Prolonged Grief Disorder among Indian Women Widowed by Communal Violence

Mukimulhasan Saiyad1, Caroline H Abbott2, Alaka Ray3, Vankar GK1, Arun Kumar1, Chetan Patel1, Rahul Shidhaye1, Seema Garg1, Nilesh Bhaiya1 and Holly G Prigerson2*

1Department of Psychiatry, B.J. Medical College and Civil Hospital, Ahmedabad, India

2Center for Psychosocial Epidemiology and Outcomes Research, Dana-Farber Cancer Institute, Boston, Massachusetts, USA

3Department of Medicine, Massachusetts General Hospital, Boston, Massachusetts, USA

*Corresponding Author:
Holly G Prigerson
Center for Psychosocial Epidemiology and Outcomes Research
Dana-Farber Cancer Institute, Boston, Massachusetts, USA
Tel: 617-459-3304
Fax: 617-582-7450
E-mail: [email protected]

Received date: September 07, 2013; Accepted date: November 12, 2013; Published date: November 16, 2013

Citation: Saiyad M, Abbott CH, Ray A, Vankar GK, Kumar A et al. (2013) Prolonged Grief Disorder among Indian Women Widowed by Communal Violence. J Palliat Care Med 3:165. doi: 10.4172/2165-7386.1000165

Copyright: © 2013 Saiyad M, et al. This is an open-access article distributed under the terms of the Creative Commons Attribution License, which permits unrestricted use, distribution, and reproduction in any medium, provided the original author and source are credited.
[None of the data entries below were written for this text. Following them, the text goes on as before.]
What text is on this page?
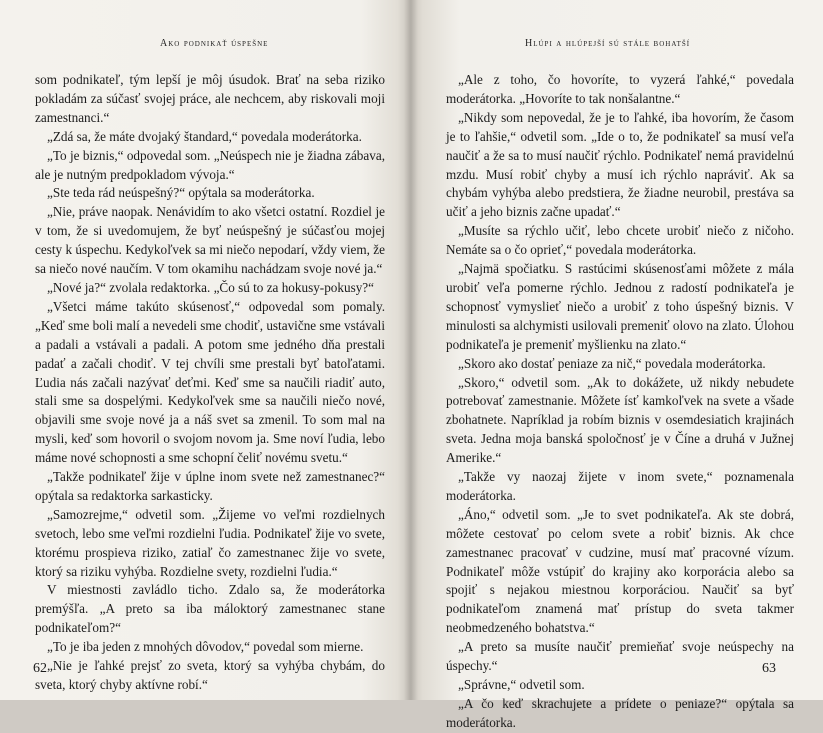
Ako podnikať úspešne

som podnikateľ, tým lepší je môj úsudok. Brať na seba riziko pokladám za súčasť svojej práce, ale nechcem, aby riskovali moji zamestnanci.“

„Zdá sa, že máte dvojaký štandard,“ povedala moderátorka.

„To je biznis,“ odpovedal som. „Neúspech nie je žiadna zábava, ale je nutným predpokladom vývoja.“

„Ste teda rád neúspešný?“ opýtala sa moderátorka.

„Nie, práve naopak. Nenávidím to ako všetci ostatní. Rozdiel je v tom, že si uvedomujem, že byť neúspešný je súčasťou mojej cesty k úspechu. Kedykoľvek sa mi niečo nepodarí, vždy viem, že sa niečo nové naučím. V tom okamihu nachádzam svoje nové ja.“

„Nové ja?“ zvolala redaktorka. „Čo sú to za hokusy-pokusy?“

„Všetci máme takúto skúsenosť,“ odpovedal som pomaly. „Keď sme boli malí a nevedeli sme chodiť, ustavične sme vstávali a padali a vstávali a padali. A potom sme jedného dňa prestali padať a začali chodiť. V tej chvíli sme prestali byť batoľatami. Ľudia nás začali nazývať deťmi. Keď sme sa naučili riadiť auto, stali sme sa dospelými. Kedykoľvek sme sa naučili niečo nové, objavili sme svoje nové ja a náš svet sa zmenil. To som mal na mysli, keď som hovoril o svojom novom ja. Sme noví ľudia, lebo máme nové schopnosti a sme schopní čeliť novému svetu.“

„Takže podnikateľ žije v úplne inom svete než zamestnanec?“ opýtala sa redaktorka sarkasticky.

„Samozrejme,“ odvetil som. „Žijeme vo veľmi rozdielnych svetoch, lebo sme veľmi rozdielni ľudia. Podnikateľ žije vo svete, ktorému prospieva riziko, zatiaľ čo zamestnanec žije vo svete, ktorý sa riziku vyhýba. Rozdielne svety, rozdielni ľudia.“

V miestnosti zavládlo ticho. Zdalo sa, že moderátorka premýšľa. „A preto sa iba máloktorý zamestnanec stane podnikateľom?“

„To je iba jeden z mnohých dôvodov,“ povedal som mierne.

„Nie je ľahké prejsť zo sveta, ktorý sa vyhýba chybám, do sveta, ktorý chyby aktívne robí.“

62
Hlúpi a hlúpejší sú stále bohatší

„Ale z toho, čo hovoríte, to vyzerá ľahké,“ povedala moderátorka. „Hovoríte to tak nonšalantne.“

„Nikdy som nepovedal, že je to ľahké, iba hovorím, že časom je to ľahšie,“ odvetil som. „Ide o to, že podnikateľ sa musí veľa naučiť a že sa to musí naučiť rýchlo. Podnikateľ nemá pravidelnú mzdu. Musí robiť chyby a musí ich rýchlo napráviť. Ak sa chybám vyhýba alebo predstiera, že žiadne neurobil, prestáva sa učiť a jeho biznis začne upadať.“

„Musíte sa rýchlo učiť, lebo chcete urobiť niečo z ničoho. Nemáte sa o čo oprieť,“ povedala moderátorka.

„Najmä spočiatku. S rastúcimi skúsenosťami môžete z mála urobiť veľa pomerne rýchlo. Jednou z radostí podnikateľa je schopnosť vymyslieť niečo a urobiť z toho úspešný biznis. V minulosti sa alchymisti usilovali premeniť olovo na zlato. Úlohou podnikateľa je premeniť myšlienku na zlato.“

„Skoro ako dostať peniaze za nič,“ povedala moderátorka.

„Skoro,“ odvetil som. „Ak to dokážete, už nikdy nebudete potrebovať zamestnanie. Môžete ísť kamkoľvek na svete a všade zbohatnete. Napríklad ja robím biznis v osemdesiatich krajinách sveta. Jedna moja banská spoločnosť je v Číne a druhá v Južnej Amerike.“

„Takže vy naozaj žijete v inom svete,“ poznamenala moderátorka.

„Áno,“ odvetil som. „Je to svet podnikateľa. Ak ste dobrá, môžete cestovať po celom svete a robiť biznis. Ak chce zamestnanec pracovať v cudzine, musí mať pracovné vízum. Podnikateľ môže vstúpiť do krajiny ako korporácia alebo sa spojiť s nejakou miestnou korporáciou. Naučiť sa byť podnikateľom znamená mať prístup do sveta takmer neobmedzeného bohatstva.“

„A preto sa musíte naučiť premieňať svoje neúspechy na úspechy.“

„Správne,“ odvetil som.

„A čo keď skrachujete a prídete o peniaze?“ opýtala sa moderátorka.

63
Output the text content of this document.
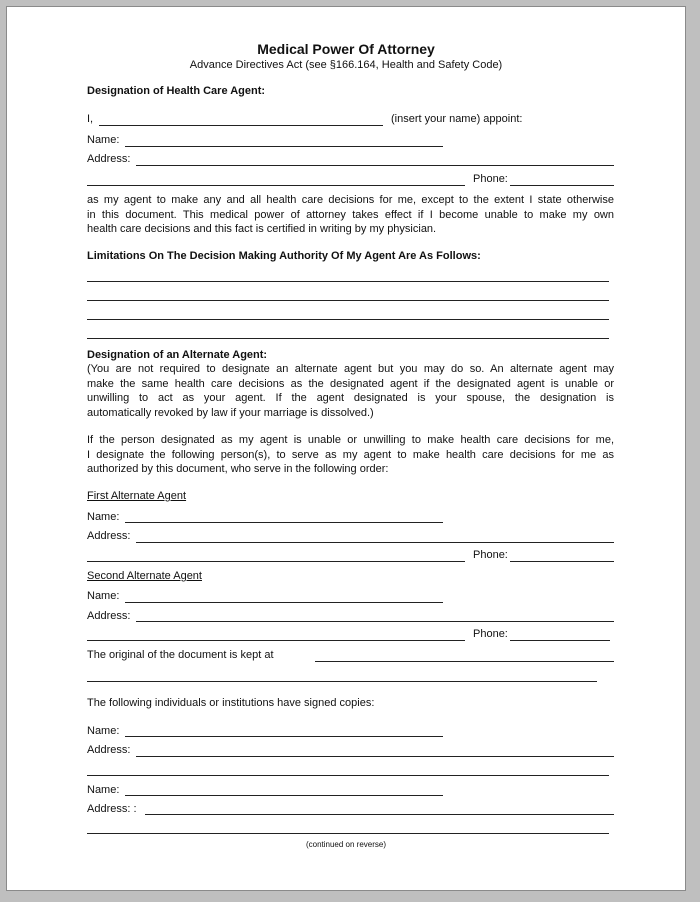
Medical Power Of Attorney
Advance Directives Act (see §166.164, Health and Safety Code)
Designation of Health Care Agent:
I,	(insert your name) appoint:
Name:
Address:
Phone:
as my agent to make any and all health care decisions for me, except to the extent I state otherwise
in this document. This medical power of attorney takes effect if I become unable to make my own
health care decisions and this fact is certified in writing by my physician.
Limitations On The Decision Making Authority Of My Agent Are As Follows:
Designation of an Alternate Agent:
(You are not required to designate an alternate agent but you may do so. An alternate agent may
make the same health care decisions as the designated agent if the designated agent is unable or
unwilling to act as your agent. If the agent designated is your spouse, the designation is
automatically revoked by law if your marriage is dissolved.)
If the person designated as my agent is unable or unwilling to make health care decisions for me,
I designate the following person(s), to serve as my agent to make health care decisions for me as
authorized by this document, who serve in the following order:
First Alternate Agent
Name:
Address:
Phone:
Second Alternate Agent
Name:
Address:
Phone:
The original of the document is kept at
The following individuals or institutions have signed copies:
Name:
Address:
Name:
Address: :
(continued on reverse)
Prolonged Grief Disorder is a common and debilitating condition with diagnostic criteria that have only recently been proposed and tested, primarily in the United States. Widows who had lost their husbands in communal riots in 2002 in India were evaluated for Prolonged Grief Disorder (PGD) using validated diagnostic criteria. Of the 110 widows studied, 24 (21.8%) met criteria for PGD, 60 (54.5%) met criteria for major depressive disorder (MDD) and 33 (30.0%) met criteria for posttraumatic stress disorder (PTSD). Phi coefficients revealed some modest overlap between diagnoses; PGD and MDD: phi=0.261; PGD and PTSD: phi=0.375; MDD and PTSD: phi=0.398. A minority (37.3%) of the women did not meet criteria for any of the assessed mental disorders. Self-reported emotional impact of trauma and having another family member injured in the riots were present more frequently among women with PGD compared to women with MDD and PTSD, respectively (p<0.05). Compared with widows without PGD, widows with PGD had the highest mean levels of disability and psychiatric distress, including suicidality, with 75% reporting suicidal ideation. Muslim women reported significantly (p<0.05) more global distress than Hindu women, indicating a need for future research on cultural and religious influences on widowhood. PGD is a significant problem among Indian widows who survived communal violence.